Context-based RNA-seq mapping.
Dissertation, LMU München: Fakultät für Mathematik, Informatik und Statistik
In recent years, the sequencing of RNA (RNA-seq) using next generation sequencing (NGS) technology has become a powerful tool for analyzing the transcriptomic state of a cell. Modern NGS platforms allow for performing RNA-seq experiments in a few days, resulting in millions of short sequencing reads. A crucial step in analyzing RNA-seq data generally is determining the transcriptomic origin of the sequencing reads (= read mapping). In principal, read mapping is a sequence alignment problem, in which the short sequencing reads (30 - 500 nucleotides) are aligned to much larger reference sequences such as the human genome (3 billion nucleotides).
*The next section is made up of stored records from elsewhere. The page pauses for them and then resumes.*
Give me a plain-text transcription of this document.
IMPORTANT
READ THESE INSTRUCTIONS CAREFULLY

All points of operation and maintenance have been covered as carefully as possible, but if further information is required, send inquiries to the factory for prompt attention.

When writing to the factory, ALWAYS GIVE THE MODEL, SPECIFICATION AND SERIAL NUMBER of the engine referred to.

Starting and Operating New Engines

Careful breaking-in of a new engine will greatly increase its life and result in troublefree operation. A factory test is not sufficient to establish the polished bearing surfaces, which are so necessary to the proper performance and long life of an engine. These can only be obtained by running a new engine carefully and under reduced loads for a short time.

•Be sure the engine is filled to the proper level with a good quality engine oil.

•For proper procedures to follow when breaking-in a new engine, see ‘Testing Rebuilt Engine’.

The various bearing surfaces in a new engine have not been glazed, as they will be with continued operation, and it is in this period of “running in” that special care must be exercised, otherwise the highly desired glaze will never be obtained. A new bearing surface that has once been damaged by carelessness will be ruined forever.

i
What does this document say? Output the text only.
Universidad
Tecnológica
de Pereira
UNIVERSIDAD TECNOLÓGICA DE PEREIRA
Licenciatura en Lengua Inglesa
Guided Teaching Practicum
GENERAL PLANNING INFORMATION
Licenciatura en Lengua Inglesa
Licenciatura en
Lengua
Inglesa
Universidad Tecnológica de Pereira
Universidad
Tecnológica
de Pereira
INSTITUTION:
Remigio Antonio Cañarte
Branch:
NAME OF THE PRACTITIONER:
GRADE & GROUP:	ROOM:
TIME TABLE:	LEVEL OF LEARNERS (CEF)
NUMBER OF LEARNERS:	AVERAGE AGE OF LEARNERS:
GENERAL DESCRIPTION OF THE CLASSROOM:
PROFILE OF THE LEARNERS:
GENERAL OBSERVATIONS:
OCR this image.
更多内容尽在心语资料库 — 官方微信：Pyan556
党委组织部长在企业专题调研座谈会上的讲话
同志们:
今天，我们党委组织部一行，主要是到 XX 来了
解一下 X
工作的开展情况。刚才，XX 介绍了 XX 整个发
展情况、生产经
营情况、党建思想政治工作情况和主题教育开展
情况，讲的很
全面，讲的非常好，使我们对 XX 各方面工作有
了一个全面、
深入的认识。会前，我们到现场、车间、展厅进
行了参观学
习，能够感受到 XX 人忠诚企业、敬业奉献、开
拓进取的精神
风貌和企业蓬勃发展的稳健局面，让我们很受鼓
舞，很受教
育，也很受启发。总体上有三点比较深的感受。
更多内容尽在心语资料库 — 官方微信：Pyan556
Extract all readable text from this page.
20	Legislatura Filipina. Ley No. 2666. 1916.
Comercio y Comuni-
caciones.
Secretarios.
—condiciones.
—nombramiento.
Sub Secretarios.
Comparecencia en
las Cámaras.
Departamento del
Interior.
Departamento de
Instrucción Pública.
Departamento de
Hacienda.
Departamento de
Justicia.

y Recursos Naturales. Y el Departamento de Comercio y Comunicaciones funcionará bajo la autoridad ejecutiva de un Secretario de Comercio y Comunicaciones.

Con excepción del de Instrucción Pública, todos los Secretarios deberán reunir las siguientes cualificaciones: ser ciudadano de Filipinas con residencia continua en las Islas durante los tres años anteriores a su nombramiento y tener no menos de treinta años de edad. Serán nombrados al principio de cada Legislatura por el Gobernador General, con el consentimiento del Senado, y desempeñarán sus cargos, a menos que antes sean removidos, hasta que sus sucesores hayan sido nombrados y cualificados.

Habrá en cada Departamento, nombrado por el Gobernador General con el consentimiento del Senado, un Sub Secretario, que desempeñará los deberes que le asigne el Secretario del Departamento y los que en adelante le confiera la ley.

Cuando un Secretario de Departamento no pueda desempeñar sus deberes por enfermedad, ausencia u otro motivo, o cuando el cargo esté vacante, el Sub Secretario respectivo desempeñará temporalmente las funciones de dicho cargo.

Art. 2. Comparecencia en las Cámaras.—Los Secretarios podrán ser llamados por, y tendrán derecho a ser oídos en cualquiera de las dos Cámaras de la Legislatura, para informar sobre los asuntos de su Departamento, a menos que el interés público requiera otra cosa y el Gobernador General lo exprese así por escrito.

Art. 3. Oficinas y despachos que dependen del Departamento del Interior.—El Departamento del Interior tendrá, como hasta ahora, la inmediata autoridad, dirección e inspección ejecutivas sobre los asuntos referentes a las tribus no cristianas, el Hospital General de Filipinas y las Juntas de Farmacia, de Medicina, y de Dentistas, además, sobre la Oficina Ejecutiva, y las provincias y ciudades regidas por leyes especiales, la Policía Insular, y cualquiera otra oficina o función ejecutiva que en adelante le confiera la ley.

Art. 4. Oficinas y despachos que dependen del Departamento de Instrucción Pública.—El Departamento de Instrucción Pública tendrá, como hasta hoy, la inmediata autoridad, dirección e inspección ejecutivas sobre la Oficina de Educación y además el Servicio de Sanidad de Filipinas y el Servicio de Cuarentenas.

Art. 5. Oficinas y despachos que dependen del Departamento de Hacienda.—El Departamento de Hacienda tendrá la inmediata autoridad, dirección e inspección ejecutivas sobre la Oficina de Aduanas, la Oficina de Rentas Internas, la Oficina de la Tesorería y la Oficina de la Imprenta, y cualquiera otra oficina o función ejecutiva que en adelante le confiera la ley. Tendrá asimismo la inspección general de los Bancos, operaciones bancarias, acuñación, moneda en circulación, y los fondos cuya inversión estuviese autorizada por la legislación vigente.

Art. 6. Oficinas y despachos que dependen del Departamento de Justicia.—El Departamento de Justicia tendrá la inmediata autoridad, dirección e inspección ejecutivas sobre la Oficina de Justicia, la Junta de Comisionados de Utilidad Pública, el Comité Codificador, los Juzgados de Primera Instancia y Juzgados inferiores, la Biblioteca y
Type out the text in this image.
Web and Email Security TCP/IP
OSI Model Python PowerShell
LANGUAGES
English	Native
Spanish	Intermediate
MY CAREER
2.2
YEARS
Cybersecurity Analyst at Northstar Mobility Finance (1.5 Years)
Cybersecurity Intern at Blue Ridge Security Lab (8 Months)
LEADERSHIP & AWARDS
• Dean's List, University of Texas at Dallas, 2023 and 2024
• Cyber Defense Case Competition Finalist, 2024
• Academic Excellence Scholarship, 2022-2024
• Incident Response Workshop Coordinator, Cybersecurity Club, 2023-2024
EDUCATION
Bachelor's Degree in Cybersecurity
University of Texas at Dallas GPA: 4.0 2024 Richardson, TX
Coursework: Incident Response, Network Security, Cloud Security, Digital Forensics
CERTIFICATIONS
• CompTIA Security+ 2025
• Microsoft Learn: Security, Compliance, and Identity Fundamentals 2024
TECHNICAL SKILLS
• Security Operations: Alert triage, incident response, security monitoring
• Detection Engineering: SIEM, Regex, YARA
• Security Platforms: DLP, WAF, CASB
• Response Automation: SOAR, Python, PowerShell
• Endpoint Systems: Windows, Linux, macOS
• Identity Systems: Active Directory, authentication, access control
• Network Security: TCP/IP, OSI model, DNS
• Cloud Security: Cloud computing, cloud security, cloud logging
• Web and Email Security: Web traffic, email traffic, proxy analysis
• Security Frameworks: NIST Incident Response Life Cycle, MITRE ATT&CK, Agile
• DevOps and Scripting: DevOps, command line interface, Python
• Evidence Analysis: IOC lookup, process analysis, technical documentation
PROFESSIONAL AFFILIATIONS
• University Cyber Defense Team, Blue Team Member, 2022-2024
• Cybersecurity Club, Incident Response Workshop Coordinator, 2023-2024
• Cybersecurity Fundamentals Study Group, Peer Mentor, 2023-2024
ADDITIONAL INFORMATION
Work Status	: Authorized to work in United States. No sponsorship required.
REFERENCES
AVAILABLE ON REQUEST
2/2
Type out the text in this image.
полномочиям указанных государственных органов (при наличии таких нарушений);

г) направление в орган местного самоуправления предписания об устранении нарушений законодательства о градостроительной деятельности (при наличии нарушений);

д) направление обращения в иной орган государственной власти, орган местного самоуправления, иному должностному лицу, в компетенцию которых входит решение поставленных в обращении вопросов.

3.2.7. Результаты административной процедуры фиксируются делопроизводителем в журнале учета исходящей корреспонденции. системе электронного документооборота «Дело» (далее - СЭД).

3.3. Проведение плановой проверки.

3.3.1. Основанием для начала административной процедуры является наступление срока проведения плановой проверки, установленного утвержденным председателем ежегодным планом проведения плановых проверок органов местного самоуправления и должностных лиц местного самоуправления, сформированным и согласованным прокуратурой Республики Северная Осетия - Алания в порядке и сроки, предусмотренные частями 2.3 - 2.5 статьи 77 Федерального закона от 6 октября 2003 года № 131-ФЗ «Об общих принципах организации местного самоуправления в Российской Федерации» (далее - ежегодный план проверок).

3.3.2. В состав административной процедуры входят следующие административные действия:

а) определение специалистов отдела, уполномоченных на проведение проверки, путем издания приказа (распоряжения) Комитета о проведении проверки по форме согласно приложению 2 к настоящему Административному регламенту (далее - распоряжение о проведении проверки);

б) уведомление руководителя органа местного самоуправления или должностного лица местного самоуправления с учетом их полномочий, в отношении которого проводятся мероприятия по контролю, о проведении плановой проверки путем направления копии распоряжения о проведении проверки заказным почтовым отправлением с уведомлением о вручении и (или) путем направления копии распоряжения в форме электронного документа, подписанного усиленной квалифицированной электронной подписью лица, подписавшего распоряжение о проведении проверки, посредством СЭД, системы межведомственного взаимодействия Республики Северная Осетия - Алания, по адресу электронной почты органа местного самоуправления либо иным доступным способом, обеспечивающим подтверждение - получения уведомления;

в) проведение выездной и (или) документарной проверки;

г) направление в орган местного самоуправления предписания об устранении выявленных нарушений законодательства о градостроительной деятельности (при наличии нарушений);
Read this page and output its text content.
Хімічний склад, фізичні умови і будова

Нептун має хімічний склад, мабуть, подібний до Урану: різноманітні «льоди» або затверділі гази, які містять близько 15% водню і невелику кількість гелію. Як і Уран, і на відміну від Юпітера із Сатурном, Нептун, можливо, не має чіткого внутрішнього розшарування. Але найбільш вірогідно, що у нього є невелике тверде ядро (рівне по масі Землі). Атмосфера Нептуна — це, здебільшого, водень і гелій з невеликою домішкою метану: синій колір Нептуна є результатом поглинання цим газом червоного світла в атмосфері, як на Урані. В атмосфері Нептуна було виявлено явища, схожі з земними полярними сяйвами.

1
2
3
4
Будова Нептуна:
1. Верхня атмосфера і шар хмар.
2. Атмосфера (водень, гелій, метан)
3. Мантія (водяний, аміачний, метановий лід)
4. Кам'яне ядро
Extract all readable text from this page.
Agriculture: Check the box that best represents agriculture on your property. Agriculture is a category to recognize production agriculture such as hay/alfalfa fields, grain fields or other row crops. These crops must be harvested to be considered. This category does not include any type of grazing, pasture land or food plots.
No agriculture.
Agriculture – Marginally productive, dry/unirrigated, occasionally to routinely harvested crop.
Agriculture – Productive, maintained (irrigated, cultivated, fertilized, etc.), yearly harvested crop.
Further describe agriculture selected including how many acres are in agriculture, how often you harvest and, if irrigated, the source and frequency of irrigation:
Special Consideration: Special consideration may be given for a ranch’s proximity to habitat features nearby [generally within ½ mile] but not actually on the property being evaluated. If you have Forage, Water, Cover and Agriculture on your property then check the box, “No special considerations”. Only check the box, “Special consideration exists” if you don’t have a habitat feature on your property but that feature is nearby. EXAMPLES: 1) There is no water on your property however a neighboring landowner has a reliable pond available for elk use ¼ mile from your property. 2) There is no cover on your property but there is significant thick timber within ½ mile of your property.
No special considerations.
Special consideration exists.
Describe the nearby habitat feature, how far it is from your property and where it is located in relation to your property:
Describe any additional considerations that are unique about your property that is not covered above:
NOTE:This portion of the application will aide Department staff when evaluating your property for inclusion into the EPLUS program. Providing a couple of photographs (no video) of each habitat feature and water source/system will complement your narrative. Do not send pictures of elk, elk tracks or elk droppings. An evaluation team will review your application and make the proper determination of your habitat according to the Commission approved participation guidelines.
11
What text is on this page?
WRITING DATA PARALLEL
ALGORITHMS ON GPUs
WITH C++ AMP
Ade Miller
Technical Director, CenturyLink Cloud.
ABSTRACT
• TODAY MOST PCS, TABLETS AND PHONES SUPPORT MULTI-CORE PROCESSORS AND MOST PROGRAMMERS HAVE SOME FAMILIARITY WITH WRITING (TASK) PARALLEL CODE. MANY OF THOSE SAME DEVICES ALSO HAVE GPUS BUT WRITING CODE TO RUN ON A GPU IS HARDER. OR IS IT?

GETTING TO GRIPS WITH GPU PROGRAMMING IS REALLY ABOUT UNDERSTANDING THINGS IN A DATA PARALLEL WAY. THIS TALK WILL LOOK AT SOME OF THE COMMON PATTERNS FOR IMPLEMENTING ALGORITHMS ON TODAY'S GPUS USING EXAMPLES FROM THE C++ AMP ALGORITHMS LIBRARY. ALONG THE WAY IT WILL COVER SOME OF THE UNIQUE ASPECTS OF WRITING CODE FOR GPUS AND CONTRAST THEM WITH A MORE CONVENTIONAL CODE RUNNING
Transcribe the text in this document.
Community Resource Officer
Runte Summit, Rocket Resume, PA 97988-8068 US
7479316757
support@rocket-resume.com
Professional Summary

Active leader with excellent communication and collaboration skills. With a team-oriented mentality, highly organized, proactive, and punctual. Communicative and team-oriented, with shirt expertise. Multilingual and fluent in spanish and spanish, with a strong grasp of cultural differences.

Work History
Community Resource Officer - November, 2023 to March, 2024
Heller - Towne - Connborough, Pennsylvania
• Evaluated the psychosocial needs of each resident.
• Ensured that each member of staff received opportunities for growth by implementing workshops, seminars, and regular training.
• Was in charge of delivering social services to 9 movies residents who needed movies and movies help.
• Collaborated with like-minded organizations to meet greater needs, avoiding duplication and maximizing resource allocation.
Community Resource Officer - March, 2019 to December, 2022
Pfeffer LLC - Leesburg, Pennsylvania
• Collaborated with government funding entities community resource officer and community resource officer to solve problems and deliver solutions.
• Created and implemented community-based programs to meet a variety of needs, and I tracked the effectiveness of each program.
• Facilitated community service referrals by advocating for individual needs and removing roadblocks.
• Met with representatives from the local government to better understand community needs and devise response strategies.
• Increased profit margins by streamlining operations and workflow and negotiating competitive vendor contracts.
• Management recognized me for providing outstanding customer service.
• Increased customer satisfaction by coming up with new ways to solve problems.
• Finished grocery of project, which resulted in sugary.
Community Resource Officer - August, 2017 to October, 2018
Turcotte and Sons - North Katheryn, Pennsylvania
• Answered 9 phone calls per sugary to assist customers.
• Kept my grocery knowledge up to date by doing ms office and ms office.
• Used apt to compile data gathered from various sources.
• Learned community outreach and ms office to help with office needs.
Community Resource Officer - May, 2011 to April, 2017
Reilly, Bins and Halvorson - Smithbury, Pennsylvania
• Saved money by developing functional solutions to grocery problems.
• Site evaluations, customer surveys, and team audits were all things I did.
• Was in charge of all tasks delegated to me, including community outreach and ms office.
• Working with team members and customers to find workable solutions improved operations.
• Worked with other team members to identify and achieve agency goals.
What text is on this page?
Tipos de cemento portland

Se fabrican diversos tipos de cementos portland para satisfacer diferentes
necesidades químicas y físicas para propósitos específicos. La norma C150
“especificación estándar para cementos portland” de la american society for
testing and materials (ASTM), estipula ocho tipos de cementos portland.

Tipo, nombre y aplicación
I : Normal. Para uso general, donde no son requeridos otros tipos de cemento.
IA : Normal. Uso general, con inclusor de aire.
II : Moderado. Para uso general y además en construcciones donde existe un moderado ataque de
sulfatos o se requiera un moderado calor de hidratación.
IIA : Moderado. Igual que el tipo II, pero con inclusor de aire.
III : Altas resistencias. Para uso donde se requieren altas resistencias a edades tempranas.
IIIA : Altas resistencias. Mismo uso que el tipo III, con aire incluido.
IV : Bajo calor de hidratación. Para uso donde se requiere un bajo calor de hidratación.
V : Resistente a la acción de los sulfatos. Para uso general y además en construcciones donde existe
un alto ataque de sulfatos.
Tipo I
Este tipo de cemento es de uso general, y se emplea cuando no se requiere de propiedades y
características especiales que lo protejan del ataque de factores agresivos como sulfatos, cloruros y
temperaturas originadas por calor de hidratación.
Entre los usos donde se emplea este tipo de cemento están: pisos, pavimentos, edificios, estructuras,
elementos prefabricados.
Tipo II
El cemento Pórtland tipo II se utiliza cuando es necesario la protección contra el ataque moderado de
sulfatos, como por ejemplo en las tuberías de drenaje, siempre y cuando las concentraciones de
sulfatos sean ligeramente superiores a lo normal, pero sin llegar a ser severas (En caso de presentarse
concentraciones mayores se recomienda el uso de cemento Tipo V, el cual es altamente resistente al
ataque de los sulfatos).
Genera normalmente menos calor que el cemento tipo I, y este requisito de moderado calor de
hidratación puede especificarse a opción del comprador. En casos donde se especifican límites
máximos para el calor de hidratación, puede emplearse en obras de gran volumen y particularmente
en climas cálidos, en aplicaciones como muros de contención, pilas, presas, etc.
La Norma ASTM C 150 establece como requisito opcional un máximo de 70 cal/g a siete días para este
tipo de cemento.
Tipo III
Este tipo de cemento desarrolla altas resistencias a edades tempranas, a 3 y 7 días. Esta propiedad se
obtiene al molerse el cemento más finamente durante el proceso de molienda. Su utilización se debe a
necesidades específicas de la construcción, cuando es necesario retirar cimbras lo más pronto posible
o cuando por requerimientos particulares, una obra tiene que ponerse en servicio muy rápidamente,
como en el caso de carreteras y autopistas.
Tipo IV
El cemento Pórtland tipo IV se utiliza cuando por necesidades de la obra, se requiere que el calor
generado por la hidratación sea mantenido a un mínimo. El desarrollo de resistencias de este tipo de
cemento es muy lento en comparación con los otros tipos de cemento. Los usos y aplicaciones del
In this thesis, we present ContextMap, an RNA-seq mapping approach that evaluates the context of the sequencing reads for determining the most likely origin of every read. The context of a sequencing read is defined by all other reads aligned to the same genomic region. The ContextMap project started with a proof of concept study, in which we showed that our approach is able to improve already existing read mapping results provided by other mapping programs. Subsequently, we developed a standalone version of ContextMap. This implementation no longer relied on mapping results of other programs, but determined initial alignments itself using a modification of the Bowtie short read alignment program. However, the original ContextMap implementation had several drawbacks. In particular, it was not able to predict reads spanning over more than two exons and to detect insertions or deletions (indels). Furthermore, ContextMap depended on a modification of a specific Bowtie version. Thus, it could neither benefit of Bowtie updates nor of novel developments (e.g. improved running times) in the area of short read alignment software.
For addressing these problems, we developed ContextMap 2, an extension of the original ContextMap algorithm. The key features of ContextMap 2 are the context-based resolution of ambiguous read alignments and the accurate detection of reads crossing an arbitrary number of exon-exon junctions or containing indels. Furthermore, a plug-in interface is provided that allows for the easy integration of alternative short read alignment programs (e.g. Bowtie 2 or BWA) into the mapping workflow. The performance of ContextMap 2 was evaluated on real-life as well as synthetic data and compared to other state-of-the-art mapping programs. We found that ContextMap 2 had very low rates of misplaced reads and incorrectly predicted junctions or indels. Additionally, recall values were as high as for the top competing methods. Moreover, the runtime of ContextMap 2 was at least two fold lower than for the best competitors.
In addition to the mapping of sequencing reads to a single reference, the ContextMap approach allows the investigation of several potential read sources (e.g. the human host and infecting pathogens) in parallel. Thus, ContextMap can be applied to mine for infections or contaminations or to map data from meta-transcriptomic studies. Furthermore, we developed methods based on mapping-derived statistics that allow to assess confidence of mappings to identified species and to detect false positive hits. ContextMap was evaluated on three real-life data sets and results were compared to metagenomics tools. Here, we showed that ContextMap can successfully identify the species contained in a sample. Moreover, in contrast to most other metagenomics approaches, ContextMap also provides read mapping results to individual species. As a consequence, read mapping results determined by ContextMap can be used to study the gene expression of all species contained in a sample at the same time. Thus, ContextMap might be applied in clinical studies, in which the influence of infecting agents on host organisms is investigated.
The methods presented in this thesis allow for an accurate and fast mapping of RNA-seq data. As the amount of available sequencing data increases constantly, these methods will likely become an important part of many RNA-seq data analyses and thus contribute valuably to research in the field of transcriptomics.